You begin the game with a very limited arsenal, which should come as no surprise, but the way in which you improve it is a bit different. Special weapons are still obtained by defeating bosses (Mavericks here, as opposed to the classic Robot Masters), but along the way you can also find important pickups like subtanks (which collect any health drops you don't need for a later refill), hearts (which extend your life bar little by little), and upgrade capsules, which contain a pre-recorded message from Dr. Light and will provide you with a new ability.
This encourages exploration like no classic series game before it. While Mega Man 4 had some optional utilities lying around and Mega Man 6 featured branching paths, the item collection aspect of Mega Man X takes the concept much further. You'll often be able to see an item that appears to be unreachable, and a little bit of environmental problem solving is necessary to figure out how to get it. It's not as complicated a concept as it would be in later X games — it became a literal nightmare in Mega Man X6 — but it's a great start and it rewards you for exploring every stage to its fullest.
Speaking of stages, the ones in Mega Man X are all memorable and interesting, with clever nods to the classic series that are sure to please long-time fans. Perhaps the most-referenced title is the original Mega Man, with advanced versions of the miner enemies from Guts Man's stage scattered around the junk processing facility of Flame Mammoth. Boomer Kuwanger also acts like a much improved incarnation of Cut Man, and his vertical stage is a direct nod to Elec Man's. There are a few other classic series echoes to be found here, but we won't spoil them for you!
Other great moments include the frantic, speedy on-rails sections of Armored Armadillo, the sky-high battle with Storm Eagle, and the electric maze of Spark Mandrill. The music is overall much moodier and atmospheric than what you might remember in the classic series, which means it's not as immediately catchy or memorable. With enough time however the soundtrack absolutely grows on you, and it contributes to the overall darker feel of this series as compared to its predecessor.
It's unlikely that fans of the original games will be disappointed. The standard run-and-gun action remains intact, with recognizable physics and attack strategies all carrying over. X can charge his buster, which (pre-upgrade at least) feels a bit more balanced than it did in the classic series, and the slide has been replaced with a dash, which serves a similar function. So far, so similar.
The differences however begin with the addition of a wall jump, which not only has the expected effects on stage exploration but also allows for interesting new room design, as vertical advancement is no longer limited by ladders and platforms. It will also be an important ability to keep in mind during boss fights, if you expect to get out alive.
The only real downside to Mega Man X is that the game is a bit too easy.

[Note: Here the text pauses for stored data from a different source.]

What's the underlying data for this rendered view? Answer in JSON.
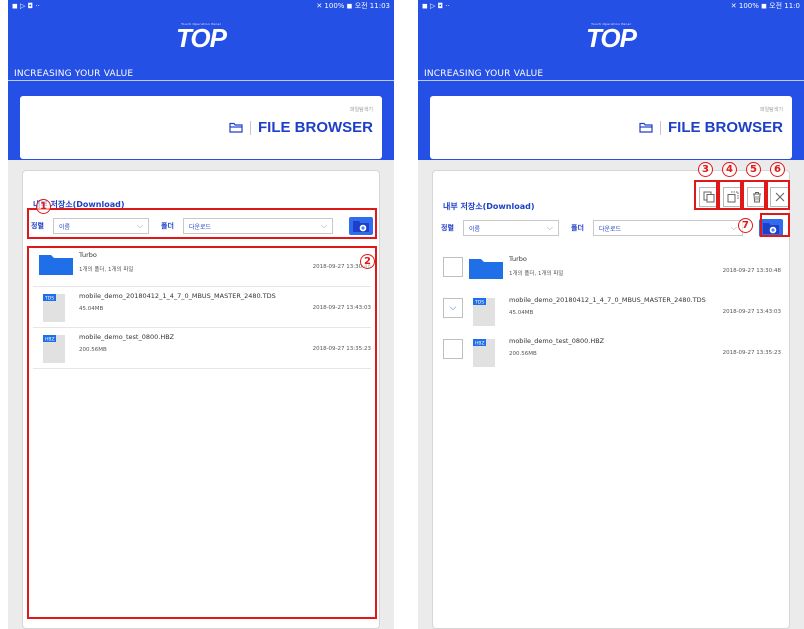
{
  "status_bar": {
    "left_icons": "◼ ▷ ◘ ··",
    "right_text": "✕ 100% ◼ 오전 11:03",
    "right_text_2": "✕ 100% ◼ 오전 11:0"
  },
  "app": {
    "logo_subtitle": "Touch Operation Panel",
    "logo": "TOP",
    "tagline": "INCREASING YOUR VALUE",
    "browser_subtitle": "파일탐색기",
    "browser_title": "FILE BROWSER"
  },
  "storage_title": "내부 저장소(Download)",
  "toolbar": {
    "sort_label": "정렬",
    "sort_value": "이름",
    "folder_label": "폴더",
    "folder_value": "다운로드"
  },
  "files": [
    {
      "type": "folder",
      "name": "Turbo",
      "meta": "1개의 폴더, 1개의 파일",
      "date": "2018-09-27 13:30:48"
    },
    {
      "type": "file",
      "ext": "TDS",
      "name": "mobile_demo_20180412_1_4_7_0_MBUS_MASTER_2480.TDS",
      "meta": "45.04MB",
      "date": "2018-09-27 13:43:03"
    },
    {
      "type": "file",
      "ext": "HBZ",
      "name": "mobile_demo_test_0800.HBZ",
      "meta": "200.56MB",
      "date": "2018-09-27 13:35:23"
    }
  ],
  "annotations": {
    "left": [
      "1",
      "2"
    ],
    "right": [
      "3",
      "4",
      "5",
      "6",
      "7"
    ]
  },
  "colors": {
    "brand_blue": "#2450e6",
    "annotation_red": "#e01818"
  },
  "icons": {
    "file_browser": "folder-outline-icon",
    "copy": "copy-icon",
    "move": "move-icon",
    "delete": "trash-icon",
    "close": "close-icon",
    "new_folder": "new-folder-icon"
  }
}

The crushing difficulty of the classic series is one thing that definitely didn't carry over, and it's missed. Mega Man X is far more forgiving, with enough upgrades, health extensions and subtanks that even the final boss is a pushover. Of course, that's the great thing about these items: they're nearly all optional, so if you do find the game to be a hair too easy, just make a point of not seeking out the extra items. That's when things get really interesting.
Restore points are added to this version of the game, but the stages are short enough and extra lives plentiful enough that they're not as helpful as they might sound. This may be a classic Capcom action title, but judging from its low difficulty you'd never know it.
Anyone who hasn't played Mega Man X owes themselves a purchase. It's a prime example of how to do a spin-off series right, and it's a great way to spend a night in.
Mega Man X is a fantastic game. It retains the charm and pacing of the classic Mega Man series and adds a much appreciated spin of its own. With plenty of hidden items and upgrades — don't forget the super-secret one in Armored Armadillo's stage... — and a host of fun new weapons to use, Mega Man X is one worth playing again and again. Later entries in this sub-series might be a bit of a mixed bag, but there's no denying that this first title is a masterpiece.